I think it was only inevitable that pediophobia – the fear of dolls – and automatonophobia – the fear of humanoid figures – have played a fairly significant role in the horror genre over the years. Freud’s concept of the uncanny, the strangely familiar that both repulses and attracts, can be found everywhere from the monster that appears in human guise (Dracula, The Wolf-Man) to the double (The Student of Prague), the dead brought back to life (Frankenstein), recreations of the human form (Der Golem), and many, many more. Mannequins began to trickle into horror through the ‘30s and ‘40s, growing in popularity: for example, House of Wax (1953), The Twilight Zone episode that terrified me as a child, “The After Hours” (1960), Mario Bava’s Blood and Black Lace (1964), his later Hatchet for the Honeymoon (1970), and the totally wacko American film Tourist Trap (1979), to name just a few.
Mannequins are used particularly effectively in Spasmo and rest at the heart of the film’s mystery, because you have no idea what the devil they mean until the last five minutes of the film. There are mannequins on the beach, mannequins hanging from trees, punctured by knives, bloodied, scantily clad, and so much more – plus an array of taxidermied animals. The mannequins are an obvious stand-in for female corpses and it soon becomes clear that this is not a story of Christian running from a missing body, but that a maniacal murderer is loose. Lenzi relies solely on the unpredictable and atmospheric, so it’s difficult to discuss the film without giving away its twist ending.
Characters appear and disappear, seemingly at will, and Christian’s girlfriend Barbara (played by adorable giallo regular Suzy Kendall of Bird with the Crystal Plumage and Torso) can’t corroborate his story. Kendall, whose best performances rely on her wide-eyed beauty, is at a loss here as a character who is supposed to seem ambiguous – at some times innocently in love with Christian and at other times as a potentially dangerous femme fatale – and it’s unclear if the weakness stems from the script or Kendall’s performance.
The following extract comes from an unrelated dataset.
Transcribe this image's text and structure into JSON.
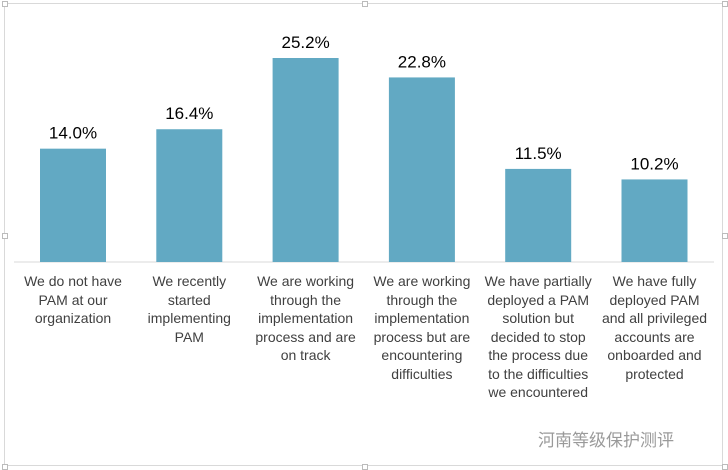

It is Barbara’s introduction to the story – as a body washed up on the beach – that launches Christian into a world of paranoia, madness, and murder. Unfortunately, Kendall’s expressions range from confused to carefree, dampening what could have been an interesting role.
Austrian actor Robert Hoffmann (from Massimo Dallamano’s A Black Veil for Lisa and another cult film set on a beach, The Lonely Violent Beach, one of the few directed by giallo scribe Ernesto Gastaldi) is able to hold his own here, with no help from the script, and makes the best of the “wrong man” scenario he is placed in. Despite some hilarious moments – such as an early scene where he lets Barbara convince him to shave off his beard – he’s able to elicit the necessary sympathy. His brother is played by one of my favorite giallo actors, the sinister-looking Ivan Rassimov (All the Colors of the Dark, A White Dress for Mariale), though he isn’t given nearly enough screen time, but fittingly has the last laugh.
Despite its flaws, Spasmo is an unusual psychological thriller worth checking out, thanks to the nonsensical, go-for-broke plot, mannequins akimbo, stunning shots of the Tuscan coast, and a solid score (as always) from Ennio Morricone. Somewhat like Lenzi’s previous film, Knife of Ice, this has a touch of Gothic style and makes the absolute most of the amazing landscape, shot by Guglielmo Mancori, a veteran of spaghetti westerns, Eurocrime, Lenzi’s earlier So Sweet… So Perverse, and more (including one of my favorites, Wild Beasts). Amazingly, Spasmo has made it to DVD thanks to Shriek Show and it is, at the least, worth a rental.